When high school students were asked in their classes to name teachers they trusted, the most named teachers at each high school were brought together to share relationship-building strategies with Lewis. In an effort to make students feel like they have a trusted adult to talk to, Lewis recorded these conversations to serve as a blueprint for staff.

“One student wrote that the only time he didn’t want to come to class was when he didn’t do the reading because he didn’t want to let me down,” said Lawrence High English teacher Melissa Johnson during that meeting. “If they don’t know you or care about you then they don’t feel like that.”

Director of operations for the district, Ron May, presented other actions being taken by the district to bolster safety.

According to May, the district’s PowerSchool team is still working on getting mass-texting capabilities to alert students in the case of a crisis, especially if they are off-campus.
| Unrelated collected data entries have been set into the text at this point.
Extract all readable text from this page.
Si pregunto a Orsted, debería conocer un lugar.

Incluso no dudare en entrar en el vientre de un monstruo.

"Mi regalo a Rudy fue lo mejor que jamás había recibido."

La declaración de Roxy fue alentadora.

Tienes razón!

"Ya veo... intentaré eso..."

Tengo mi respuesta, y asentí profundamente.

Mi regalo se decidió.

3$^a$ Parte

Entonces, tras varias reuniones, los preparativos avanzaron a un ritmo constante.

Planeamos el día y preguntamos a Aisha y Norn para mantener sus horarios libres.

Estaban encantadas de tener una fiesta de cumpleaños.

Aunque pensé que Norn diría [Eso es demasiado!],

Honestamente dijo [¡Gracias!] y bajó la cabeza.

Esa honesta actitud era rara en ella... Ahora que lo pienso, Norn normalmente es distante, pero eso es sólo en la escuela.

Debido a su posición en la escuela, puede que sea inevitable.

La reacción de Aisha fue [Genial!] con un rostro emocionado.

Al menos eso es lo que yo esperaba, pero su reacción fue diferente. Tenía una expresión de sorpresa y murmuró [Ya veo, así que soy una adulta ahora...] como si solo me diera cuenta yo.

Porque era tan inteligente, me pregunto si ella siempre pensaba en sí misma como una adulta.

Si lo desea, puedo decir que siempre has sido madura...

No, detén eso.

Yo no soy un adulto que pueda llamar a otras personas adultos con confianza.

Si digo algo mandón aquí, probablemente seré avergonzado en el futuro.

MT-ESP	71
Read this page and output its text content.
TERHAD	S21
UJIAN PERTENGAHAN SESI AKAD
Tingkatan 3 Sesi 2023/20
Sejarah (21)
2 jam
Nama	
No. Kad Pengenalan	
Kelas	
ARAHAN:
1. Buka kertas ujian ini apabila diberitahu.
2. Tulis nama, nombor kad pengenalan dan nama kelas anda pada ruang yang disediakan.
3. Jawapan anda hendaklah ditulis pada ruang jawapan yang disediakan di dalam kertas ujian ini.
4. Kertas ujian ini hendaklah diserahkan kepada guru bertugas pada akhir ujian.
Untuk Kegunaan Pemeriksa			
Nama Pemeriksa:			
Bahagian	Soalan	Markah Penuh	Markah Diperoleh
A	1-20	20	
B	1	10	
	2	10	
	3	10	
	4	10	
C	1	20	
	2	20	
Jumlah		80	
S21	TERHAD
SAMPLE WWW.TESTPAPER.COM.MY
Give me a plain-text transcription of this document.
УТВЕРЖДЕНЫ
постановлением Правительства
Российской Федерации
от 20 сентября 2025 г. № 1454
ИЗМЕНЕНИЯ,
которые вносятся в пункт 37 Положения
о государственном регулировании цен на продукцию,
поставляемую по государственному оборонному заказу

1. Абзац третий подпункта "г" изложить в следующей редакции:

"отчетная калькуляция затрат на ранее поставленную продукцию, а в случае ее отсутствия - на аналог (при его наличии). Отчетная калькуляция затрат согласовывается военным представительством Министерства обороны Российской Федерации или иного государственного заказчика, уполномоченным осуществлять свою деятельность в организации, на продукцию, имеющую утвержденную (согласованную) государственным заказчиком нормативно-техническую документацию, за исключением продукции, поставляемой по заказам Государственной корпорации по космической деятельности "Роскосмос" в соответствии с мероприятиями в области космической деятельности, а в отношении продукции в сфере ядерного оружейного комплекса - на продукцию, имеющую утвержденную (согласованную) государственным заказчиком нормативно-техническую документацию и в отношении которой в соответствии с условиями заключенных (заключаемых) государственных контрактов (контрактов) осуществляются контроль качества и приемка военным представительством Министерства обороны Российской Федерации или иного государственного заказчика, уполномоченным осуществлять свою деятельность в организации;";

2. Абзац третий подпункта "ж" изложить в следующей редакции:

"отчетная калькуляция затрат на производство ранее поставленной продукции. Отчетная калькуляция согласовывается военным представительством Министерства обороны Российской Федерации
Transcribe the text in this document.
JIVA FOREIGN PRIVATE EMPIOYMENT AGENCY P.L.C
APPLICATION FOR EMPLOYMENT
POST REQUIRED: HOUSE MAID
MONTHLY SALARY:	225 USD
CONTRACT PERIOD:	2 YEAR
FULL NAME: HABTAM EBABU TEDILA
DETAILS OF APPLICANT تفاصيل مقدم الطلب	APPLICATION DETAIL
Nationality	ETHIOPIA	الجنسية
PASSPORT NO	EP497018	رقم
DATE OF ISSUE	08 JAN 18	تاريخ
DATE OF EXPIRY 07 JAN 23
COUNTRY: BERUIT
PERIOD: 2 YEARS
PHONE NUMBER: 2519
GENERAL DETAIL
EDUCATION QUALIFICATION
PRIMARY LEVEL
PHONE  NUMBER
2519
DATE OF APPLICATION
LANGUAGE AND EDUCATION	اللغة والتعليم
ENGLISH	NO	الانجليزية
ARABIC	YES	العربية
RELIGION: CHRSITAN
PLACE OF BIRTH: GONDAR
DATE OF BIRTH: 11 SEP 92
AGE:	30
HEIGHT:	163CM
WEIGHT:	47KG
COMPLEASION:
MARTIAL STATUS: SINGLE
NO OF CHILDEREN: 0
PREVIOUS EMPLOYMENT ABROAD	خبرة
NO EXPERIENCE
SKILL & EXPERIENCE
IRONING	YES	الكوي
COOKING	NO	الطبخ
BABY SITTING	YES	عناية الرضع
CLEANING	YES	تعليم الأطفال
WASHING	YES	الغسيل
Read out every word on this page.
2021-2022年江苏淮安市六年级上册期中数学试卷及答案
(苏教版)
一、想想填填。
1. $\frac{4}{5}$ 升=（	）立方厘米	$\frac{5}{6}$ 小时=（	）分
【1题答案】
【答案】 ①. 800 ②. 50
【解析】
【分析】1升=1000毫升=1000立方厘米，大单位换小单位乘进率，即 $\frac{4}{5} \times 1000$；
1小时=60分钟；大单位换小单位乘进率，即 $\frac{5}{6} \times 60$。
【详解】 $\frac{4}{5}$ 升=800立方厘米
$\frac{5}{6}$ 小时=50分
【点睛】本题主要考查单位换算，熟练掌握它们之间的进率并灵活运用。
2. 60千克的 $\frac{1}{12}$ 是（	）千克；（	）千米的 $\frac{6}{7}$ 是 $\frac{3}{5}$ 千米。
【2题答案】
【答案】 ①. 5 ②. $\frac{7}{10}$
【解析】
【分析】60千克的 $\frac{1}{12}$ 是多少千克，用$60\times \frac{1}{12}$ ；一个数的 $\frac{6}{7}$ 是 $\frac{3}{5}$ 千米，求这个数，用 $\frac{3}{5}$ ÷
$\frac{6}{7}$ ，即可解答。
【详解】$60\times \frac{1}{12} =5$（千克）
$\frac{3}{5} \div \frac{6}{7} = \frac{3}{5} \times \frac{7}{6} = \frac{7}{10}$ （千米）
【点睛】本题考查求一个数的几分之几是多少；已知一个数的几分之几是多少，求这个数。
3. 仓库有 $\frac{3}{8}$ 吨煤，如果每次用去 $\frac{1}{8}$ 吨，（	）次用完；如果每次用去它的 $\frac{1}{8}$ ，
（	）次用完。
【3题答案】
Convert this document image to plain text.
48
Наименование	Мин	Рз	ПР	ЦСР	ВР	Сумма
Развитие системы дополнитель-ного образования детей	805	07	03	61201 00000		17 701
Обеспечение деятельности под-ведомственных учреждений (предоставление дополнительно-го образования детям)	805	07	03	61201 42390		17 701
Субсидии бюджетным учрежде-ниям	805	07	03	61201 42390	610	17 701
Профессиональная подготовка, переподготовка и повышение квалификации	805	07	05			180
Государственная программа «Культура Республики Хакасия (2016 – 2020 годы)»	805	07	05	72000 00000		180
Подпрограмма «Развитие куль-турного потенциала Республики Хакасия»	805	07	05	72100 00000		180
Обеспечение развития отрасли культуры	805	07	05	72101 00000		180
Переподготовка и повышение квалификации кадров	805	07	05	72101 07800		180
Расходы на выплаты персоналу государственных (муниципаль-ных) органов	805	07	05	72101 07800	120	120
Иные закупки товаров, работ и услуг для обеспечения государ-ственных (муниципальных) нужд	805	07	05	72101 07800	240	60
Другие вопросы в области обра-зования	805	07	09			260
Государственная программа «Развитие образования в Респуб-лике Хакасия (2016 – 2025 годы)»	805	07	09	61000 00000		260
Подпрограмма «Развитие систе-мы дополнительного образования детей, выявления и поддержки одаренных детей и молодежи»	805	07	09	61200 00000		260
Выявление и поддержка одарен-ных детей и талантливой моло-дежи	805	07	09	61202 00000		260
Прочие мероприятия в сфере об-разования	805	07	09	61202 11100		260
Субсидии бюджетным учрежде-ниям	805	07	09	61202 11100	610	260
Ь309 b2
Along with ALICE training that was initiated last year, substitutes are now being formally trained in crisis procedures. Digital resources for reporting bullying or security concerns, as well as educational resources, have been made available online. Other goals include improving intercom systems, electronic door locks and more accurate signage and maps of the school.

May said security measures such as clear backpacks and metal detectors were considered. However, those measures can be polarizing and expensive to implement.

“What might make me feel safe,” May said, “Might make you feel unsafe.”